Today I came across this article (courtesy of Slashdot). I know we are getting better and better at letting computers do work for us, and one day we might have true artificial intelligence. But even though I am not actively keeping up to date on the latest research in this field, I highly doubt that we are at a place where we can leave the grading of papers to the computer.

I was an assistant teacher at my university roughly a decade ago, and I know how hard it is to grade exams. And I only graded CS exams where the problems were short programs written in a very well defined and unambigous language. Even for people this is a hard problem. Just grading can be simplified, but being fair and consistent in grading, very hard.
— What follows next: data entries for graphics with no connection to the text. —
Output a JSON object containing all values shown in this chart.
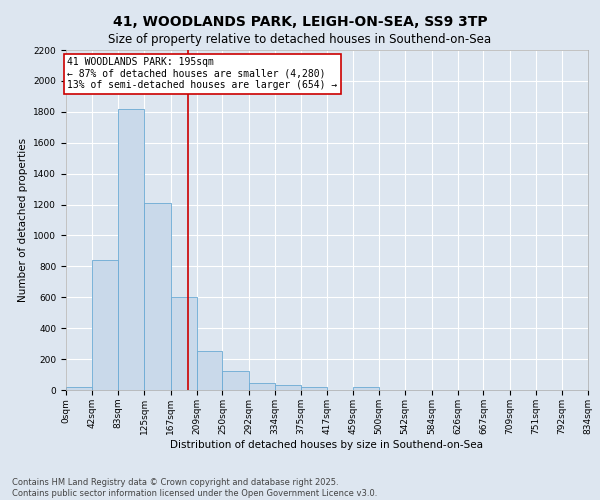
{
  "title_line1": "41, WOODLANDS PARK, LEIGH-ON-SEA, SS9 3TP",
  "title_line2": "Size of property relative to detached houses in Southend-on-Sea",
  "xlabel": "Distribution of detached houses by size in Southend-on-Sea",
  "ylabel": "Number of detached properties",
  "bin_labels": [
    "0sqm",
    "42sqm",
    "83sqm",
    "125sqm",
    "167sqm",
    "209sqm",
    "250sqm",
    "292sqm",
    "334sqm",
    "375sqm",
    "417sqm",
    "459sqm",
    "500sqm",
    "542sqm",
    "584sqm",
    "626sqm",
    "667sqm",
    "709sqm",
    "751sqm",
    "792sqm",
    "834sqm"
  ],
  "bar_values": [
    20,
    840,
    1820,
    1210,
    600,
    255,
    125,
    45,
    30,
    20,
    0,
    20,
    0,
    0,
    0,
    0,
    0,
    0,
    0,
    0
  ],
  "bin_edges": [
    0,
    42,
    83,
    125,
    167,
    209,
    250,
    292,
    334,
    375,
    417,
    459,
    500,
    542,
    584,
    626,
    667,
    709,
    751,
    792,
    834
  ],
  "bar_color": "#c9d9ea",
  "bar_edgecolor": "#6aaad4",
  "property_value": 195,
  "annotation_text": "41 WOODLANDS PARK: 195sqm\n← 87% of detached houses are smaller (4,280)\n13% of semi-detached houses are larger (654) →",
  "annotation_box_color": "#ffffff",
  "annotation_box_edgecolor": "#cc0000",
  "vline_color": "#cc0000",
  "ylim": [
    0,
    2200
  ],
  "yticks": [
    0,
    200,
    400,
    600,
    800,
    1000,
    1200,
    1400,
    1600,
    1800,
    2000,
    2200
  ],
  "background_color": "#dde6f0",
  "grid_color": "#ffffff",
  "footer_line1": "Contains HM Land Registry data © Crown copyright and database right 2025.",
  "footer_line2": "Contains public sector information licensed under the Open Government Licence v3.0.",
  "title_fontsize": 10,
  "subtitle_fontsize": 8.5,
  "axis_label_fontsize": 7.5,
  "tick_fontsize": 6.5,
  "annotation_fontsize": 7,
  "footer_fontsize": 6
}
One might object and say that a human grader is prone to subjective grading and a computer would be more objective.

Still, a computer is not better than the programmers programming it. It can learn, but only within the constraints set up by the original programming. If it cannot perceive things outside of a box, due to programming, how can it use that and add that to it’s knowledge?

I remember when I was a student in the course which I one year later taught in. In one homework assignment I had a moment of genius and solved the homework in a non-standard way. The grader didn’t like my solution, even though I clearly got the correct answer and without it being any less efficient or hard to understand. Luckily for me, my teacher which the grader answered to didn’t agree and gave me a much better grade on that homework.

I think it is great that some grading work can be done, but relying on a computer to grade the homework has a big drawback. I think it is neat that we can offload some work and the student can get a quicker feedback, but learning is not only something that the student does from the teacher. A good teacher exists in a feedback loop with the students. While grading the students essays, the teacher learns what the students’ didn’t grasp and where to put the effort. Perhaps a grading system can tell the teacher what areas students need to focus on, but I doubt that it works as well as if the teacher graded the exams himself/herself. Second hand information is rarely as good as first hand.

If you, as a teacher, teaches to many students that you cannot keep up and keep track of their progress, you should seriously consider holding fewer classes and lowering your work load. Being a good teacher means that you are in contact with your students, not that you try to disassociate yourself from them.

The day computers can grade exams reliably for us, it can also write exams for us. Then humanity is in for a bleak future, we are then becoming more and more obsolete.